Farewell, Old Friend
We fished, we played pool, we partied, we dined and we talked — and not once did I ever hear him mention a single exploit from the gridiron. He was great. He was humble. He was a pro in the true meaning of the word. Can you picture him doing acrobatics on the field after one of those record 290 touchdown passes? If you know the answer, it’s not a question.

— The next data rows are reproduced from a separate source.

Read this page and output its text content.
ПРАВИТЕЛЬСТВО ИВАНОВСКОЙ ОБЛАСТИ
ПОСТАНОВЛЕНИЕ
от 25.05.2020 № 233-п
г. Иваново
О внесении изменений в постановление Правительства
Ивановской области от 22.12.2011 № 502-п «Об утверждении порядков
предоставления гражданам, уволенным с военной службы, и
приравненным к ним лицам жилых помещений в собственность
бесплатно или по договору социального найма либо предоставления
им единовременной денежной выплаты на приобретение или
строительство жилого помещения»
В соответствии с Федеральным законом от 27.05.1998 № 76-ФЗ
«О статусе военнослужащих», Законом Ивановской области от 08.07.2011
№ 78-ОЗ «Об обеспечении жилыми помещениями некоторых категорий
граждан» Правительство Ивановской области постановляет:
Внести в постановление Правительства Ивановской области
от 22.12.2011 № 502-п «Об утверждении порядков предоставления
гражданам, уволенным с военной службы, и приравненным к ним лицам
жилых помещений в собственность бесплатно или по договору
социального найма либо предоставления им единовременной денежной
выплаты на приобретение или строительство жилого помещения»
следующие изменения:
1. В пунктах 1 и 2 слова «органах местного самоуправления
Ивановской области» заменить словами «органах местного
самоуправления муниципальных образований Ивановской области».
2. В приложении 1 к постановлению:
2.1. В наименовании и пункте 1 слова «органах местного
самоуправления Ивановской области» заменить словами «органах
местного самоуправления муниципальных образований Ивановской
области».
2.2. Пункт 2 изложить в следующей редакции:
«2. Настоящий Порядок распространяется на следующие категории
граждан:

To Johnny U, football was a job. He did it well, and not just on the field. He was one of those heroes who appreciated that he had obligations off the field. Whether it was the annual city police fishing trip for underprivileged kids or another appearance for someone whose luck had run out, I saw Johnny U there. He never forgot he came from blue-collar stock, and there were dues to pay.

He had hard luck in business ventures, but I never saw him down in the dumps. After retirement, he was like he was on the field when the clock was running out and the Colts were down on the scoreboard. He had confidence he could toss a pass to someone like Raymond Berry and things would look better.

Several years back, time almost ran out on Johnny before emergency open-heart surgery gave him another first down. I called him a few days after he was home from the hospital to tell him that as soon as he was up and about and wanted to rid himself of the boredom of convalescence, I’d take him fishing at the pond of a mutual friend where we first fished 35 years before.

I understood the frustration and depression that often follows bypass surgery, for I underwent it via the same surgeon who repaired his heart arteries. Before our chat ended, he was giving me a pep talk. One would have thought I’d had the latest open-heart operation. Bristling with confidence, he was ready for the next play.

Number 19 was unflappable, whether on the field or off. He always had an answer if not a solution. Nothing really got to him. That wry sense of humor was always there — whether he was on the giving or the taking end of the situation.

I’ll not forget the late afternoon of one weekday at the long and busy bar at the south side of the popular Golden Arm restaurant, when then Evening Sun sportswriter Larry Harris, Johnny U and I were talking about a fishing camp in Canada, that, as I recall, the quarterback had a financial interest in.

A few stools away perched a quiet stranger to the Golden Arm who, after finishing his one and only beer, plunked a few bills down on the bar and quietly exited. “Look at that,” said Rocky Thornton, who managed the bar and was tending our end of it.

“Johnny, that SOB left a two buck tip, and skipped out without paying his tab,” added Rocky, who feigned pocketing the greenbacks. His blue-gray eyes shining with that trademark glint, and his mouth with his trademark sly smile, Johnny U responded, “Rocky, that’s not the way it works.” And he turned to resume the fishing conversation.

The cash register clanked, and without turning his head from us, Johnny U said “Thanks Rocky. Too bad that SOB didn’t leave a tip.”